NEW BRUNSWICK, NJ — About 200 parents, residents, activists, and children walked down Somerset Street this morning to descend on the Rutgers Board of Governors meeting at noon at Winants Hall and protest the plans to raze the Lincoln Annex School to make way for a new a $750 million Cancer Pavilion.
Some protestors brandished signs reading "Save My School" and "Don't Close Good Schools."
They chanted "we said it once, we said it twice, our school is not for sale."
Some pushed children in strollers as the protest streamed down Alexander Street and onto French Street.
This matter is not on the Rutgers Board of Governors' agenda, the protestors believe this is an opportunity to address the Rutgers' hierarchy.
Earlier this month, officials with RWJBarnabas Health and Rutgers Cancer Institute of New Jersey, iDEVCO and the city unveiled plans to build the free-standing cancer pavilion.
The plan calls for the razing of the Lincoln Annex School on Somerset Street and the construction of the pavilion on that site. That location makes it ideal because of its proximity to the hospital and the current Rutgers Cancer Institute of New Jersey.

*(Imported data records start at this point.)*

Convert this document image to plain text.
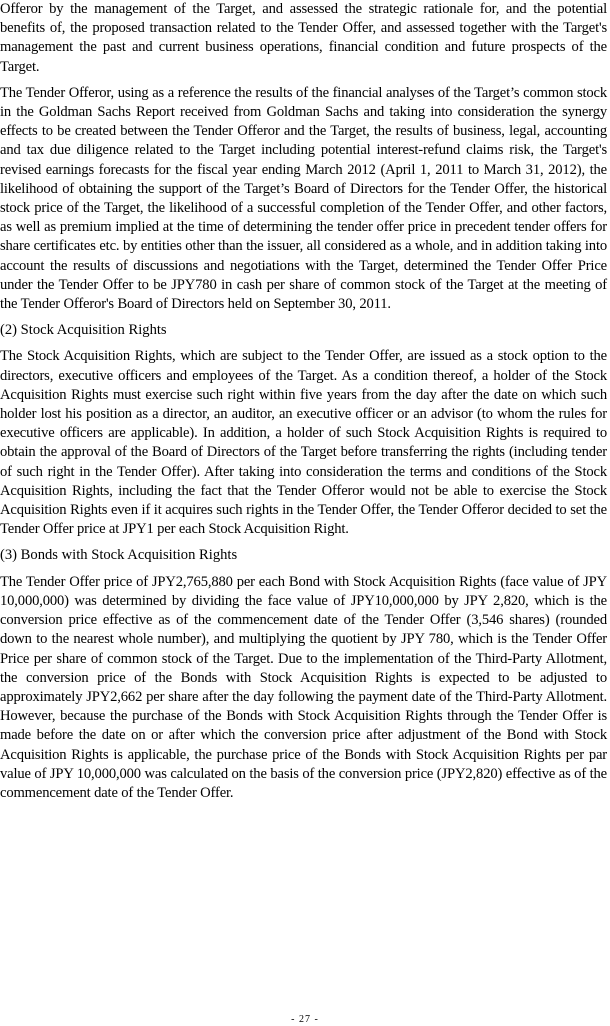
Offeror by the management of the Target, and assessed the strategic rationale for, and the potential benefits of, the proposed transaction related to the Tender Offer, and assessed together with the Target's management the past and current business operations, financial condition and future prospects of the Target.

The Tender Offeror, using as a reference the results of the financial analyses of the Target’s common stock in the Goldman Sachs Report received from Goldman Sachs and taking into consideration the synergy effects to be created between the Tender Offeror and the Target, the results of business, legal, accounting and tax due diligence related to the Target including potential interest-refund claims risk, the Target's revised earnings forecasts for the fiscal year ending March 2012 (April 1, 2011 to March 31, 2012), the likelihood of obtaining the support of the Target’s Board of Directors for the Tender Offer, the historical stock price of the Target, the likelihood of a successful completion of the Tender Offer, and other factors, as well as premium implied at the time of determining the tender offer price in precedent tender offers for share certificates etc. by entities other than the issuer, all considered as a whole, and in addition taking into account the results of discussions and negotiations with the Target, determined the Tender Offer Price under the Tender Offer to be JPY780 in cash per share of common stock of the Target at the meeting of the Tender Offeror's Board of Directors held on September 30, 2011.

(2) Stock Acquisition Rights

The Stock Acquisition Rights, which are subject to the Tender Offer, are issued as a stock option to the directors, executive officers and employees of the Target. As a condition thereof, a holder of the Stock Acquisition Rights must exercise such right within five years from the day after the date on which such holder lost his position as a director, an auditor, an executive officer or an advisor (to whom the rules for executive officers are applicable). In addition, a holder of such Stock Acquisition Rights is required to obtain the approval of the Board of Directors of the Target before transferring the rights (including tender of such right in the Tender Offer). After taking into consideration the terms and conditions of the Stock Acquisition Rights, including the fact that the Tender Offeror would not be able to exercise the Stock Acquisition Rights even if it acquires such rights in the Tender Offer, the Tender Offeror decided to set the Tender Offer price at JPY1 per each Stock Acquisition Right.

(3) Bonds with Stock Acquisition Rights

The Tender Offer price of JPY2,765,880 per each Bond with Stock Acquisition Rights (face value of JPY 10,000,000) was determined by dividing the face value of JPY10,000,000 by JPY 2,820, which is the conversion price effective as of the commencement date of the Tender Offer (3,546 shares) (rounded down to the nearest whole number), and multiplying the quotient by JPY 780, which is the Tender Offer Price per share of common stock of the Target. Due to the implementation of the Third-Party Allotment, the conversion price of the Bonds with Stock Acquisition Rights is expected to be adjusted to approximately JPY2,662 per share after the day following the payment date of the Third-Party Allotment. However, because the purchase of the Bonds with Stock Acquisition Rights through the Tender Offer is made before the date on or after which the conversion price after adjustment of the Bond with Stock Acquisition Rights is applicable, the purchase price of the Bonds with Stock Acquisition Rights per par value of JPY 10,000,000 was calculated on the basis of the conversion price (JPY2,820) effective as of the commencement date of the Tender Offer.

- 27 -
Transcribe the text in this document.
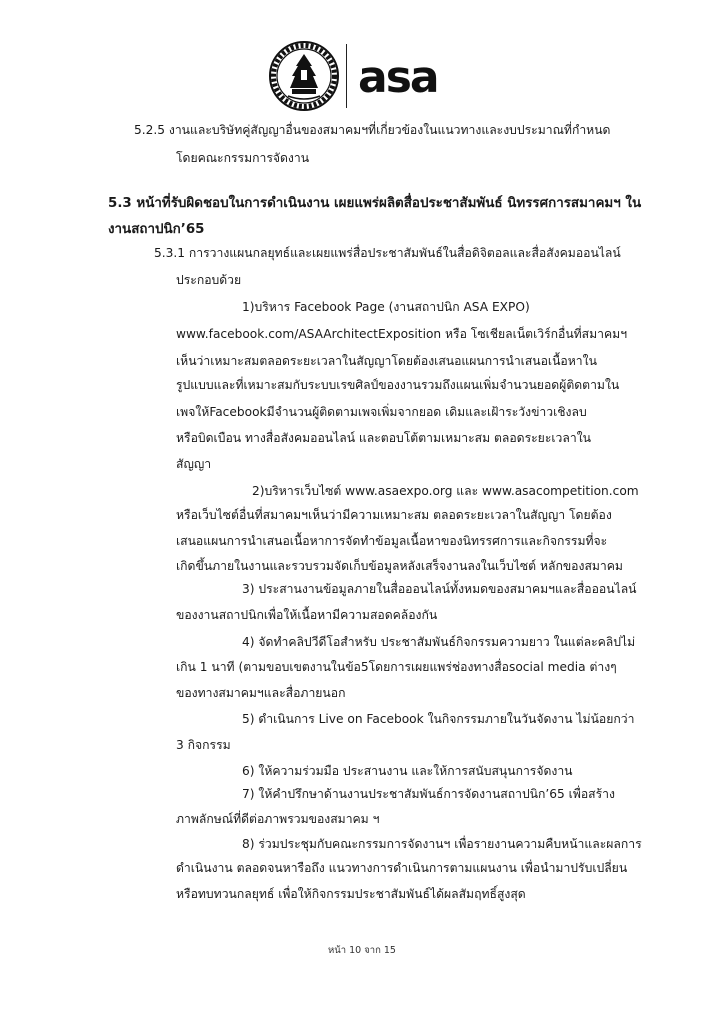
asa
5.2.5 งานและบริษัทคู่สัญญาอื่นของสมาคมฯที่เกี่ยวข้องในแนวทางและงบประมาณที่กำหนด
โดยคณะกรรมการจัดงาน
5.3 หน้าที่รับผิดชอบในการดำเนินงาน เผยแพร่ผลิตสื่อประชาสัมพันธ์ นิทรรศการสมาคมฯ ใน
งานสถาปนิก’65
5.3.1 การวางแผนกลยุทธ์และเผยแพร่สื่อประชาสัมพันธ์ในสื่อดิจิตอลและสื่อสังคมออนไลน์
ประกอบด้วย
1)บริหาร Facebook Page (งานสถาปนิก ASA EXPO)
www.facebook.com/ASAArchitectExposition หรือ โซเชียลเน็ตเวิร์กอื่นที่สมาคมฯ
เห็นว่าเหมาะสมตลอดระยะเวลาในสัญญาโดยต้องเสนอแผนการนำเสนอเนื้อหาใน
รูปแบบและที่เหมาะสมกับระบบเรขศิลป์ของงานรวมถึงแผนเพิ่มจำนวนยอดผู้ติดตามใน
เพจให้Facebookมีจำนวนผู้ติดตามเพจเพิ่มจากยอด เดิมและเฝ้าระวังข่าวเชิงลบ
หรือบิดเบือน ทางสื่อสังคมออนไลน์ และตอบโต้ตามเหมาะสม ตลอดระยะเวลาใน
สัญญา
2)บริหารเว็บไซต์ www.asaexpo.org และ www.asacompetition.com
หรือเว็บไซต์อื่นที่สมาคมฯเห็นว่ามีความเหมาะสม ตลอดระยะเวลาในสัญญา โดยต้อง
เสนอแผนการนำเสนอเนื้อหาการจัดทำข้อมูลเนื้อหาของนิทรรศการและกิจกรรมที่จะ
เกิดขึ้นภายในงานและรวบรวมจัดเก็บข้อมูลหลังเสร็จงานลงในเว็บไซต์ หลักของสมาคม
3) ประสานงานข้อมูลภายในสื่อออนไลน์ทั้งหมดของสมาคมฯและสื่อออนไลน์
ของงานสถาปนิกเพื่อให้เนื้อหามีความสอดคล้องกัน
4) จัดทำคลิปวีดีโอสำหรับ ประชาสัมพันธ์กิจกรรมความยาว ในแต่ละคลิปไม่
เกิน 1 นาที (ตามขอบเขตงานในข้อ5โดยการเผยแพร่ช่องทางสื่อsocial media ต่างๆ
ของทางสมาคมฯและสื่อภายนอก
5) ดำเนินการ Live on Facebook ในกิจกรรมภายในวันจัดงาน ไม่น้อยกว่า
3 กิจกรรม
6) ให้ความร่วมมือ ประสานงาน และให้การสนับสนุนการจัดงาน
7) ให้คำปรึกษาด้านงานประชาสัมพันธ์การจัดงานสถาปนิก’65 เพื่อสร้าง
ภาพลักษณ์ที่ดีต่อภาพรวมของสมาคม ฯ
8) ร่วมประชุมกับคณะกรรมการจัดงานฯ เพื่อรายงานความคืบหน้าและผลการ
ดำเนินงาน ตลอดจนหารือถึง แนวทางการดำเนินการตามแผนงาน เพื่อนำมาปรับเปลี่ยน
หรือทบทวนกลยุทธ์ เพื่อให้กิจกรรมประชาสัมพันธ์ได้ผลสัมฤทธิ์สูงสุด
หน้า 10 จาก 15
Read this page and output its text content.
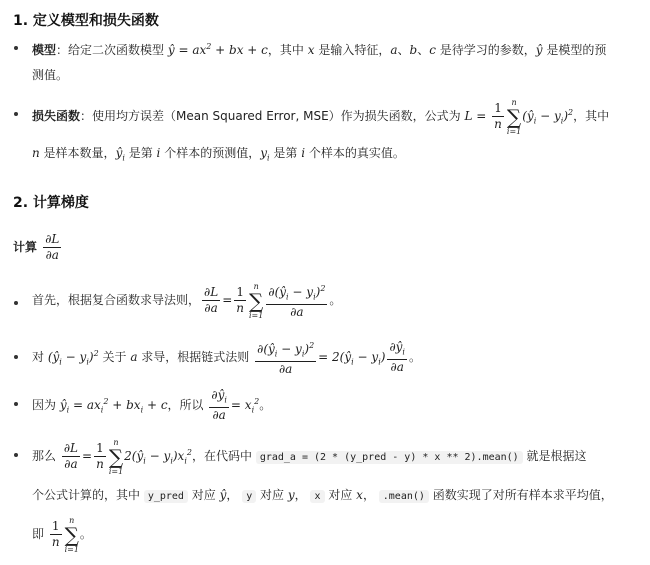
1. 定义模型和损失函数
模型：给定二次函数模型 ŷ = $ax^2$ + bx + c，其中 x 是输入特征，a、b、c 是待学习的参数，ŷ 是模型的预
测值。
损失函数：使用均方误差（Mean Squared Error, MSE）作为损失函数，公式为 $L = \frac{1}{n}$ n
∑
i=1
$(ŷ_i - y_i)^2$，其中
n 是样本数量，$ŷ_i$ 是第 i 个样本的预测值，$y_i$ 是第 i 个样本的真实值。
2. 计算梯度
计算 $\frac{\partial L}{\partial a}$
首先，根据复合函数求导法则， $\frac{\partial L}{\partial a} = \frac{1}{n}$ n
∑
$i=1 \frac{\partial(ŷ_i - y_i)^2}{\partial a}$ 。
对 $(ŷ_i - y_i)^2$ 关于 a 求导，根据链式法则 $\frac{\partial(ŷ_i - y_i)^2}{\partial a}$ = $2(ŷ_i - y_i) \frac{\partial ŷ_i}{\partial a}$ 。
因为 $ŷ_i = ax_i^2 + bx_i + c$，所以 $\frac{\partial ŷ_i}{\partial a} = x_i^2$。
那么 $\frac{\partial L}{\partial a} = \frac{1}{n}$ n
∑
i=1
$2(ŷ_i - y_i)x_i^2$，在代码中 grad_a = (2 * (y_pred - y) * x ** 2).mean() 就是根据这
个公式计算的，其中 y_pred 对应 ŷ， y 对应 y， x 对应 x， .mean() 函数实现了对所有样本求平均值，
即 $\frac{1}{n}$ n
∑
i=1
。
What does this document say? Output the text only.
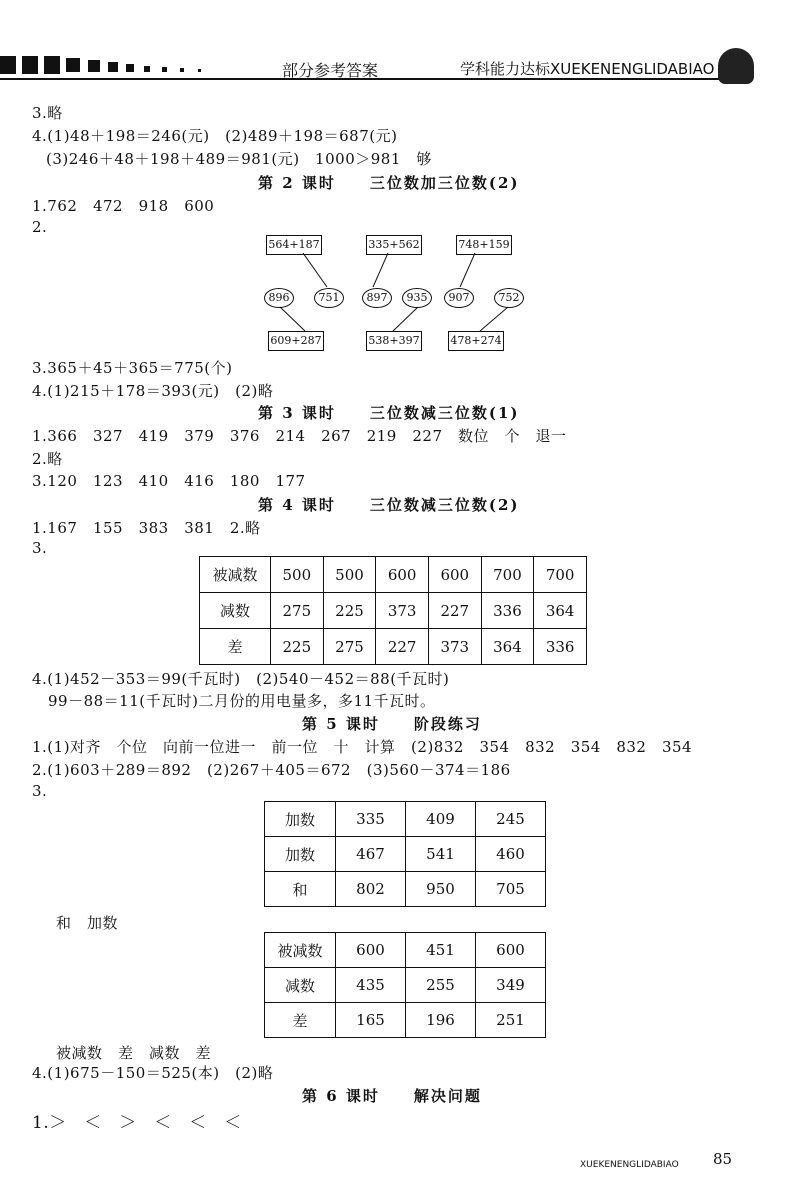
部分参考答案	学科能力达标XUEKENENGLIDABIAO
3.略
4.(1)48＋198＝246(元)　(2)489＋198＝687(元)
(3)246＋48＋198＋489＝981(元)　1000＞981　够
第 2 课时　　三位数加三位数(2)
1.762　472　918　600
2.
564+187	335+562	748+159
896	751	897	935	907	752
609+287	538+397	478+274
3.365＋45＋365＝775(个)
4.(1)215＋178＝393(元)　(2)略
第 3 课时　　三位数减三位数(1)
1.366　327　419　379　376　214　267　219　227　数位　个　退一
2.略
3.120　123　410　416　180　177
第 4 课时　　三位数减三位数(2)
1.167　155　383　381　2.略
3.
被减数	500	500	600	600	700	700
减数	275	225	373	227	336	364
差	225	275	227	373	364	336
4.(1)452－353＝99(千瓦时)　(2)540－452＝88(千瓦时)
99－88＝11(千瓦时)二月份的用电量多，多11千瓦时。
第 5 课时　　阶段练习
1.(1)对齐　个位　向前一位进一　前一位　十　计算　(2)832　354　832　354　832　354
2.(1)603＋289＝892　(2)267＋405＝672　(3)560－374＝186
3.
加数	335	409	245
加数	467	541	460
和	802	950	705
和　加数
被减数	600	451	600
减数	435	255	349
差	165	196	251
被减数　差　减数　差
4.(1)675－150＝525(本)　(2)略
第 6 课时　　解决问题
1.＞　＜　＞　＜　＜　＜
XUEKENENGLIDABIAO 85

The students in grades 4-8 who attend Lincoln Annex would be moved to the school district’s facility at 40 Van Dyke Ave. while a so-called replacement school is built on Jersey Avenue.
The City Council earlier this month took the first formal step in the plan when it voted to approve a resolution that refers a redevelopment plan to the Planning Board for review and report. The Planning Board would turn its findings over to the nine-member Board of Education, which would have final say on the fate of Lincoln Annex.
The protestors decried the plan that would send the students to the school district's facility on Jersey Avenue while a replacement school is built.
They also said the plan would affect a neighborhood predominantly consisting of working-class Latin American and Hispanic families. According to one chant, "Up with Education, down with gentrification."